I worry that when, as Christians, we are too concerned with believing the right things that we either then put our feet up in self-satisfaction once we think we've figured it all out, or else insist that others toe the line, which we insist is THE line, the one and only line, and and more right than anyone else's.  Both seem like blind, Pharasaical alleys to me.  I think we need to be more concerned with having the right relationships with the right people at the right times to right the wrongs of this world - and the world unseen.  This is what I mean I think by an 'orthodoxy of life'.  It's not (just) our belief that is right, but our lives which are right.  You're not a disciple of Christ because you believe the apostles' (or some other) creed.  Even the Devil believes the right stuff about God, as Wesley reminds us (and isn't that just DEVASTATING?  Even scarier, is that the Devil may even have a fuller understanding of theology than any human who has ever lived.  How else would he be able to lie so effectively?)  No, you are a disciple of Christ because you know him and love him and pick up your cross every day and follow him.  Belief is something you do with your brain.  Faith is something you do with your soul.


What was Jesus' attitude to orthodoxy?  I think it was ambiguous (or was it? haha)   He upheld the Law of Moses and followed its signposts to holiness, and yet he downright broke the Law when, in the circumstances of REAL HUMAN LIFE, it contravened the higher, more essential Law of holy love for God and man.  And I think Jesus remained ambiguous about orthodoxy in order to teach us to lift our eyes to that higher Law - the one which Paul said was written on our hearts -  which isn't really a Law at all of course, it's a Person, a mystical encounter, a hyper-reality of love.  How can this be all about right belief?  Right belief may lead us to the water (and do so crucially) but it is not the water itself, and on its own, it certainly doesn't have the power to make us drink.   The Kingdom is surely a LIVED-OUT thing, not a codeified, abstract, mechanised, systemic thing.  It's a living, breathing, messy, paradoxical, glorious, long-suffering thrill-ride of a thing.  It's all our best dreams and all our worst nightmares all at once, half-told by our grateful sobs and wholly, and silently understood by the ever-patient ear, and the ever-loving arms of the Father of Eternity.

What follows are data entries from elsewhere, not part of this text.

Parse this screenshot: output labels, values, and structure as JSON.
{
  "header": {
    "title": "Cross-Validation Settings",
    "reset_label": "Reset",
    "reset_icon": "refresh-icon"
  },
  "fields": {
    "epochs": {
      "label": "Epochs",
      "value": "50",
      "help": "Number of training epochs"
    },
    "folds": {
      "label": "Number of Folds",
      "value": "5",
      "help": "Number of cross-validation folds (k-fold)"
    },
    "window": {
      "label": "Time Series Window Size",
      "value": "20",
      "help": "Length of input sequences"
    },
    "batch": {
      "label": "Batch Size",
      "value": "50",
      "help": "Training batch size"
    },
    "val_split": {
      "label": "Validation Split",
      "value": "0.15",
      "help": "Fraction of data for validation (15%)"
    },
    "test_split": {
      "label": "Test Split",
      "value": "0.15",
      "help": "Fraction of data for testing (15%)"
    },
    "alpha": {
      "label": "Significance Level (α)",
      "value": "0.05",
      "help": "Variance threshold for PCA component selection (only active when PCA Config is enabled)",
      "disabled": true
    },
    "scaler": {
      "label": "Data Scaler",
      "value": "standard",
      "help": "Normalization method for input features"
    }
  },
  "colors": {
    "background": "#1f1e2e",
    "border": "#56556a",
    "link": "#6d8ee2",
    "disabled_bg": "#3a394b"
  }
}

Tozer uses Wesley's assertion as a springboard for a call toward a more geniune thirst for the life-changing presence of God (at least that's what I think his book's about - I was dazzled by it and I need to re-read it).  Francis Thompson's poem, The Hound Of Heaven (subject of a future blog, because it's blowing my mind at the moment!) portrays the same relationship, but with God as pursuer.  Both I think, resonate with a generation which is just plain WEARY with doctrinal squabbling and is hungry and thirsty for true righteousness.


Is there a revival of mysticism happening right now?  I hope so.  I need one.  My own faith seems to insubstantial, so sickly, so fickle.  Oh, Lord, drive me, drive me, into your terrible and life-giving presence!